Thread: How to use text file as dictionary?

    Question How to use text file as dictionary?

    Here is what I want to do...

    My plan is to have a big JSON snapshot for e.g. every 4 hours which compresses without dependency/dictionary, then every 20 minutes have a 'changes' compression file that can rebuild the current state but without needing to include the data that was present in the 4-hour-ago snapshot.

    Are there any easy tools I can play around with? I like LZMA since it is around the right speed and efficiency of what I want. Ideally I would want to be able to achieve decompressing this using javascript.

    Is there a specific term I should be using to describe what I want to do?

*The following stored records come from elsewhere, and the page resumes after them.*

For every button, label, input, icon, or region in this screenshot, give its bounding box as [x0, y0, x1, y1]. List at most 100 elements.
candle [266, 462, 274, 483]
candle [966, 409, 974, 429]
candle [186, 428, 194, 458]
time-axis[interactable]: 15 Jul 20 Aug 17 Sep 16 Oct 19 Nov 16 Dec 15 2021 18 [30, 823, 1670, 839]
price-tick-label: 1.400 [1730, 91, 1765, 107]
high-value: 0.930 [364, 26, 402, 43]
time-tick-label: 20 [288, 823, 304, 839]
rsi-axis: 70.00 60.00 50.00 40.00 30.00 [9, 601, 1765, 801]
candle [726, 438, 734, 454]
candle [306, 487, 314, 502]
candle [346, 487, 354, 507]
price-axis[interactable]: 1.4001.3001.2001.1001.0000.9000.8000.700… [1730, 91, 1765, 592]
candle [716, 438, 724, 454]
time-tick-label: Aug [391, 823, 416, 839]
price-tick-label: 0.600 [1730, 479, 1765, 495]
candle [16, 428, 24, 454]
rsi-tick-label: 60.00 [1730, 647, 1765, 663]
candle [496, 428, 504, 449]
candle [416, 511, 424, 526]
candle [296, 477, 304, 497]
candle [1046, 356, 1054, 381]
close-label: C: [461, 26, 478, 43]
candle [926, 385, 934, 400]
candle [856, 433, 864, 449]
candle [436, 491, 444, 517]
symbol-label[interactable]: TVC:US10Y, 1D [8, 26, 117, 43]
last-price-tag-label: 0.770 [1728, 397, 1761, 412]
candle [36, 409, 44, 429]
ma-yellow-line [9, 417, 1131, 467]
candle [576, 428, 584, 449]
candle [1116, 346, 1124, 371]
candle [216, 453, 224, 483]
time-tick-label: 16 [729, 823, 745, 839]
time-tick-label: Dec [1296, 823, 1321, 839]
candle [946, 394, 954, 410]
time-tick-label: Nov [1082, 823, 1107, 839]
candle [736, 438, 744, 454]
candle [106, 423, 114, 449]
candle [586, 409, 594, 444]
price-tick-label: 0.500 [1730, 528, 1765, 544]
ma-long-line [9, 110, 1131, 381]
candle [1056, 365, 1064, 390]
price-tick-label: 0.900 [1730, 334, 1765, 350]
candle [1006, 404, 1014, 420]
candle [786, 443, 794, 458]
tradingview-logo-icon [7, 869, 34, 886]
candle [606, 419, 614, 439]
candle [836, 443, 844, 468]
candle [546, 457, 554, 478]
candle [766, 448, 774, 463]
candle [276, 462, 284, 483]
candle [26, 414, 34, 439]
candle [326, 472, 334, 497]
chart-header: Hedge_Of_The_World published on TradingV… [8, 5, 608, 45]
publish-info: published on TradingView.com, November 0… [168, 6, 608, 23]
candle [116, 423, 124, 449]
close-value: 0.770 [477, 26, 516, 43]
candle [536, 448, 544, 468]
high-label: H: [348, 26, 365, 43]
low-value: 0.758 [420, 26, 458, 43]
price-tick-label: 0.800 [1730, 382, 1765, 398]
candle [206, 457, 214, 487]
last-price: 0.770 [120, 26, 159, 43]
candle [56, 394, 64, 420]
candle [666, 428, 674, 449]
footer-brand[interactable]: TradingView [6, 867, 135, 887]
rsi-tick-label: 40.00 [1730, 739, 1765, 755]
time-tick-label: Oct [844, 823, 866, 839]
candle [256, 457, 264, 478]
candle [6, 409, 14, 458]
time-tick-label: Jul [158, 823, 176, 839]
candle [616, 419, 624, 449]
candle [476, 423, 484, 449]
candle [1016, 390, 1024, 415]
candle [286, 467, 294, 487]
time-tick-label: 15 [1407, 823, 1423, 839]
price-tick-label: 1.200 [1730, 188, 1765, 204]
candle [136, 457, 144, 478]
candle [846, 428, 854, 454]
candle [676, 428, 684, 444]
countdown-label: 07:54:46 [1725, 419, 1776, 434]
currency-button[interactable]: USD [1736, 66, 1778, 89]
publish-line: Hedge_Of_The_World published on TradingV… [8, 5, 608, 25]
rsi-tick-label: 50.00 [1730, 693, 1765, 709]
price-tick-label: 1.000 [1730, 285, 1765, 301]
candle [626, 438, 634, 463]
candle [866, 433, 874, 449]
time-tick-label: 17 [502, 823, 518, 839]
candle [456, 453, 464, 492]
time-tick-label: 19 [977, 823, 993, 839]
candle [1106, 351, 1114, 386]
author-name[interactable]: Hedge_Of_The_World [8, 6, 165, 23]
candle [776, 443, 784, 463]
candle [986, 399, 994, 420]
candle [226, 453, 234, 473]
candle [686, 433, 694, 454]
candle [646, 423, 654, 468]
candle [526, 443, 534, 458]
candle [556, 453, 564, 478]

Is there any way to do this with 7-zip?

    I could keep track of just the changes, and just compress that by itself, but I'll miss out on compression efficiency :\.

    Assuming you are generating that change file somehow, liblzma has functionality for using a dictionary for this purpose (which you'd create from the snapshot), but you'd have to build it yourself:
    Alternatively, you could use the feature in brotli or zstd (built-in, see command-line help)

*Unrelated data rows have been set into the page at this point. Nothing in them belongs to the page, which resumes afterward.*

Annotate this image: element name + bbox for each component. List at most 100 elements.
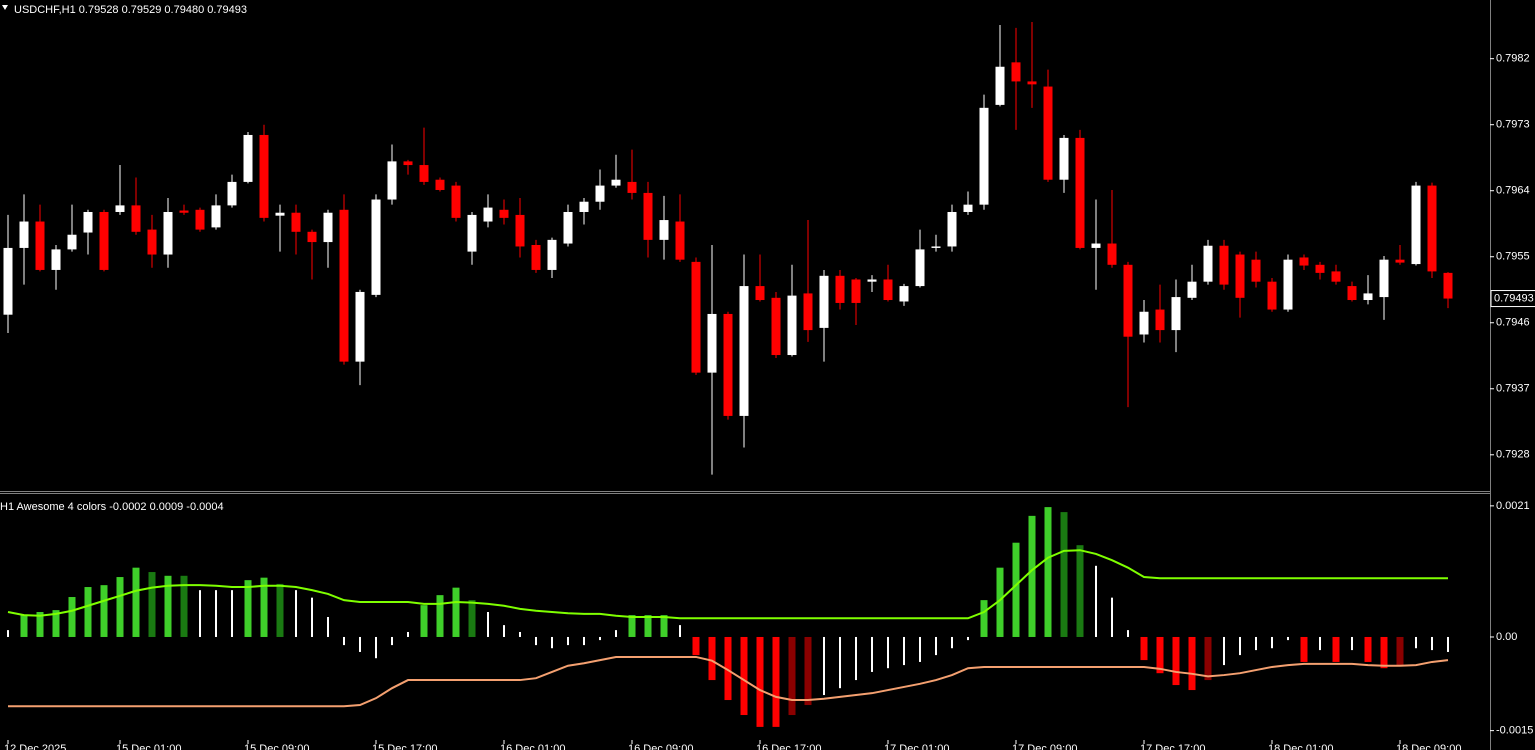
candle-body bbox=[1283, 259, 1293, 310]
candle-body bbox=[803, 293, 813, 331]
histogram-bar bbox=[231, 590, 233, 637]
histogram-bar bbox=[468, 600, 476, 637]
menu-triangle[interactable] bbox=[2, 5, 8, 10]
x-tick-label: 16 Dec 01:00 bbox=[500, 743, 565, 750]
candle-body bbox=[1075, 137, 1085, 248]
candle-body bbox=[819, 275, 829, 328]
candle-body bbox=[1219, 245, 1229, 285]
histogram-bar bbox=[1271, 636, 1273, 649]
candle-body bbox=[99, 211, 109, 270]
candle-body bbox=[1171, 297, 1181, 331]
histogram-bar bbox=[20, 615, 28, 637]
candle-body bbox=[1411, 185, 1421, 265]
histogram-bar bbox=[1351, 636, 1353, 651]
candle-body bbox=[643, 192, 653, 240]
candle-body bbox=[1011, 62, 1021, 82]
histogram-bar bbox=[644, 615, 652, 637]
histogram-bar bbox=[68, 597, 76, 637]
y-tick-label: 0.7946 bbox=[1496, 317, 1530, 329]
candle-body bbox=[163, 211, 173, 255]
candle-body bbox=[35, 221, 45, 270]
histogram-bar bbox=[164, 575, 172, 637]
histogram-bar bbox=[599, 636, 601, 641]
candle-body bbox=[1139, 311, 1149, 335]
y-tick-label: 0.7937 bbox=[1496, 383, 1530, 395]
histogram-bar bbox=[1028, 515, 1036, 637]
histogram-bar bbox=[244, 580, 252, 637]
y-tick-label: 0.7973 bbox=[1496, 119, 1530, 131]
histogram-bar bbox=[535, 636, 537, 646]
histogram-bar bbox=[628, 615, 636, 637]
histogram-bar bbox=[1415, 636, 1417, 649]
candle-body bbox=[1395, 259, 1405, 263]
y-tick-label: 0.0021 bbox=[1496, 500, 1530, 512]
candle-body bbox=[1091, 243, 1101, 248]
candle-body bbox=[1107, 243, 1117, 265]
candle-body bbox=[1443, 272, 1453, 299]
histogram-bar bbox=[1012, 542, 1020, 637]
histogram-bar bbox=[375, 636, 377, 659]
candle-body bbox=[259, 134, 269, 218]
histogram-bar bbox=[1060, 512, 1068, 637]
histogram-bar bbox=[660, 615, 668, 637]
candle-body bbox=[979, 107, 989, 205]
histogram-bar bbox=[756, 636, 764, 727]
histogram-bar bbox=[740, 636, 748, 716]
histogram-bar bbox=[1127, 630, 1129, 637]
current-price-box bbox=[1490, 290, 1535, 308]
candle-body bbox=[467, 214, 477, 252]
candle-body bbox=[1267, 281, 1277, 310]
histogram-bar bbox=[1447, 636, 1449, 652]
candle-body bbox=[1155, 309, 1165, 331]
candle-body bbox=[515, 214, 525, 247]
current-price-label: 0.79493 bbox=[1494, 292, 1534, 304]
histogram-bar bbox=[788, 636, 796, 716]
candle-body bbox=[1027, 81, 1037, 85]
histogram-bar bbox=[1431, 636, 1433, 651]
y-tick-label: -0.0015 bbox=[1496, 725, 1533, 737]
candle-body bbox=[291, 212, 301, 232]
x-tick-label: 15 Dec 09:00 bbox=[244, 743, 309, 750]
candle-body bbox=[579, 201, 589, 212]
candle-body bbox=[995, 66, 1005, 105]
candle-body bbox=[787, 295, 797, 356]
histogram-bar bbox=[772, 636, 780, 727]
candle-body bbox=[131, 205, 141, 232]
y-tick-label: 0.7982 bbox=[1496, 53, 1530, 65]
histogram-bar bbox=[260, 577, 268, 637]
histogram-bar bbox=[391, 636, 393, 646]
histogram-bar bbox=[180, 575, 188, 637]
candle-body bbox=[1187, 281, 1197, 298]
histogram-bar bbox=[1300, 636, 1308, 662]
histogram-bar bbox=[327, 617, 329, 637]
histogram-bar bbox=[935, 636, 937, 656]
candle-body bbox=[211, 205, 221, 228]
candle-body bbox=[883, 279, 893, 301]
indicator-line bbox=[7, 549, 1448, 620]
histogram-bar bbox=[1095, 565, 1097, 637]
histogram-bar bbox=[295, 590, 297, 637]
candle-body bbox=[739, 286, 749, 416]
candle-body bbox=[403, 161, 413, 166]
histogram-bar bbox=[1319, 636, 1321, 651]
x-tick-label: 17 Dec 17:00 bbox=[1140, 743, 1205, 750]
candle-body bbox=[339, 209, 349, 362]
histogram-bar bbox=[311, 597, 313, 637]
candle-body bbox=[1203, 245, 1213, 282]
histogram-bar bbox=[132, 567, 140, 637]
histogram-bar bbox=[996, 567, 1004, 637]
x-tick-label: 17 Dec 09:00 bbox=[1012, 743, 1077, 750]
candle-body bbox=[83, 211, 93, 233]
histogram-bar bbox=[452, 587, 460, 637]
x-tick-label: 18 Dec 01:00 bbox=[1268, 743, 1333, 750]
candle-body bbox=[835, 275, 845, 303]
candle-body bbox=[307, 231, 317, 243]
candle-body bbox=[1331, 271, 1341, 282]
candle-body bbox=[483, 207, 493, 222]
candle-body bbox=[963, 204, 973, 212]
histogram-bar bbox=[1396, 636, 1404, 666]
histogram-bar bbox=[692, 636, 700, 656]
x-tick-label: 15 Dec 01:00 bbox=[116, 743, 181, 750]
candle-body bbox=[1043, 86, 1053, 180]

    zstd snapshot20mn -D reference4h

    and for decompression

    zstd -d snapshot20mn.zst -D reference4h

    For high compression (closer to lzma) :
    zstd -19 snapshot20mn -D reference4h

    and if reference4h is really big (>8MB), you'll want to add --long command, or try an --ultra level (20, 21 or 22).

    > I could keep track of just the changes, and just compress that by itself, but I'll miss out on compression efficiency :\.

    Note that, save some specific corner case, the expected amount of savings due to dictionaries is not that large.
    About a few KB per file.
    That may sound very little, but when files are a few KB, it's actually a lot.
    However, when files become much larger, say >1 MB, gain is comparatively tiny, and therefore not worthwhile.

    Dictionary compression effect can be easily tested with any sequential compression algorithm, via diff(compress(dict),compress(dict+file)).
    100,000,000 enwik8
        465,211 dict1 // DRT dictionary
        133,741 dict.7z      // 7z a -m0=lzma dict dict1
     25,895,917 file.7z      // 7z a -m0=lzma file enwik8
     26,015,709 dict+file.7z // 7z a -m0 dict+file dict1 enwik8
     25,919,495 file.patch   // hdiffz.exe dict.7z dict+file.7z file.patch
    // 25,919,495>25,895,917 - bad dictionary
    100,000,000 enwik8
        768,771 dict1 // BOOK1
        261,068 dict.7z
     25,895,917 file.7z
     26,140,756 dict+file.7z
     25,879,830 file.patch
    // 25,879,830<25,895,917 - better?